No entanto, para situar
claramente a intenção deste trabalho e do espaço autobiográfico da escritora, é
necessário falar rapidamente da obra de Sylvia. Inicia-se em 1960, com a
publicação de The colossus and the other
poems, lançado na Inglaterra, local onde morava com o marido, que era
inglês – Sylvia era norte-americana, mas se mudou para a Inglaterra ao ganhar
uma bolsa FulBright para lecionar inglês; na época em que lecionava, conheceu
Ted Hughes.
Com exceção dessa obra,
Sylvia teve alguns poemas publicados em revistas e suplementos literários; no
entanto, a maior parte de sua obra é póstuma. Mesmo o que publicou em vida,
ganhou visibilidade apenas depois de seu suicídio.
Após sua morte,
cresceram os estudos sobre sua produção literária. Professores britânicos e
norte-americanos procuravam manuscritos e pequenos resquícios de obras inéditas[4].
Pesquisas das mais diversas áreas das humanidades usaram Plath. A psiquiatria
nomeou um distúrbio com o seu nome: efeito Sylvia Plath, que acomete pessoas
excessivamente inteligentes, principalmente mulheres criativas.
A psicanálise não
deixou de ver na figura angustiada de Plath uma amostra da melhor espécie para
seus estudos. Se sua poesia era confessional, e os temas de sua produção eram
seus sofrimentos psicológicos, os seguidores de Freud e Lacan viram ali a imagem
perfeita para os estudos que relacionam psicanálise e literatura.
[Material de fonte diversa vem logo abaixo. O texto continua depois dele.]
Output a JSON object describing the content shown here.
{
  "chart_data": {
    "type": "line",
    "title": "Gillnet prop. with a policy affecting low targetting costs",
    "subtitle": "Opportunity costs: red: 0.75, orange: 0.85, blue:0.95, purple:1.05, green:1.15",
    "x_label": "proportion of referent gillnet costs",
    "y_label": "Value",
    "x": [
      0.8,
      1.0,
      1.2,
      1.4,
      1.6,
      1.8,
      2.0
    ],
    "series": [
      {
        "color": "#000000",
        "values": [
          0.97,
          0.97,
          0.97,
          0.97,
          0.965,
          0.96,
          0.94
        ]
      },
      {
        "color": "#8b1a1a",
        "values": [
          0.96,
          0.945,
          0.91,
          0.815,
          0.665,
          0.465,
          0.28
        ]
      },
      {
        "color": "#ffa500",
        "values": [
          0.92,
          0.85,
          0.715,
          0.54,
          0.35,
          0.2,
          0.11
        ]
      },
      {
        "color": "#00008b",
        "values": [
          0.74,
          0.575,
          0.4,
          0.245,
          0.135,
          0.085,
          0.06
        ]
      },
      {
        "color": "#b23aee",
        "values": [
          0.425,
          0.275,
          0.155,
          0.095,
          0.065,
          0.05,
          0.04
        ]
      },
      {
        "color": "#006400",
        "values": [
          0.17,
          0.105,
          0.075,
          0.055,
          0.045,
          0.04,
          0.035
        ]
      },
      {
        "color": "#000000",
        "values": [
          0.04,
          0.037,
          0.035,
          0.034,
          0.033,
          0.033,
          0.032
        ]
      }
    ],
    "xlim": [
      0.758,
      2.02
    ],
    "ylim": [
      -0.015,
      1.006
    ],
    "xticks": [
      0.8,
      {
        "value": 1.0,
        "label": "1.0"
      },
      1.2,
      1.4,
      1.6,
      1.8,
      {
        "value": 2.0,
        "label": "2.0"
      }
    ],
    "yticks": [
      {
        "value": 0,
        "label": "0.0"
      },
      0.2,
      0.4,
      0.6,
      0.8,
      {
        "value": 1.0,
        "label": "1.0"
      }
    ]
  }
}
Sua obra
poética, a partir de então, era o reflexo do seu inconsciente perturbado: seus
poemas eram longas cartas suicidas, odes à depressão, pedidos de ajuda e,
principalmente, sua vida íntima exposta. Sylvia transitou entre as categorias
de gênio artístico a mulher ciumenta histérica; de poetisa singular a
sexualmente reprimida; de escritora brilhante ao melhor exemplo da má resolução
edípica feminina.
Diante disso, uma
abordagem de linha psicanalítica, no atual momento teórico, serviria apenas
para ratificar as posições adotadas anteriormente, reduzindo Sylvia, mais uma
vez, a uma doente mental. Apreciam-se os estudos atuais da psicanálise,
principalmente aqueles que auxiliam nas questões autobiográficas, entre eles,
cita-se Castilla del Pino (2003), com sua Teoria
dos sentimentos, que fala das múltiplas manifestações do eu; no entanto,
basta folhear seu texto para encontrar entre os capítulos os conceitos de
anormal e patológico.
Embora se reconheça a
evolução teórica da psicanálise, não será abordada aqui nenhuma teoria que
esteja epistemologicamente comprometida com esse campo de estudos: a escrita
feminina já “sofreu” o suficiente com os conceitos psicanalíticos, para que se
retorne novamente a eles.
Mesmo que revistas e
reatualizadas, todo compromisso com uma teoria traz seu universo conceitual
junto com ela, de maneira que assumir a posição de Castilla del Pino é
corroborar com o que ele se compromete anteriormente e atualmente, o qual ainda
postula conceitos de sentimentos de anormalidade e patologia. Legitimar a
anormalidade e a patologia significa legitimar sua oposição: o normal e o
saudável.
Como não é a intenção
deste texto discutir isso – mas ao mesmo tempo não irá concordar-se com tais
dicotomias simplistas –, será reconhecida a existência do autor, de seu
trabalho e seu mérito ao trazer os estudos da neurologia para o campo da
psicanálise e os subsídios que possibilitam as contribuições dela para os
estudos sobre o espaço autobiográfico. Todavia, para este texto, em especial,
seu conceito de “eu” será deixado de lado e adotar-se-á o “eu” de Benveniste, conceituado
nos Problemas de linguística geral
(1991).
Para Benveniste (1991),
toda enunciação é subjetiva e todo enunciado pressupõe um eu-enunciador, logo,
não há a não-subjetividade no enunciador[5]. Dessa
forma, na literatura, como na linguagem oral, todo discurso é proferido por um
eu-subjetivo, uma vez que, para o linguista, a subjetividade é “a capacidade do
locutor para se propor como ‘sujeito’” (p.288). Dessa forma, a língua é o meio de
o sujeito marcar sua subjetividade, de maneira que essa só pode ser
compreendida e analisada na manifestação do enunciado. Uma vez que todo
enunciado é único e não pode ser repetido – já que o contexto sempre se altera
–, o eu-enunciador manifesta-se sempre de maneira diferente, quando enuncia.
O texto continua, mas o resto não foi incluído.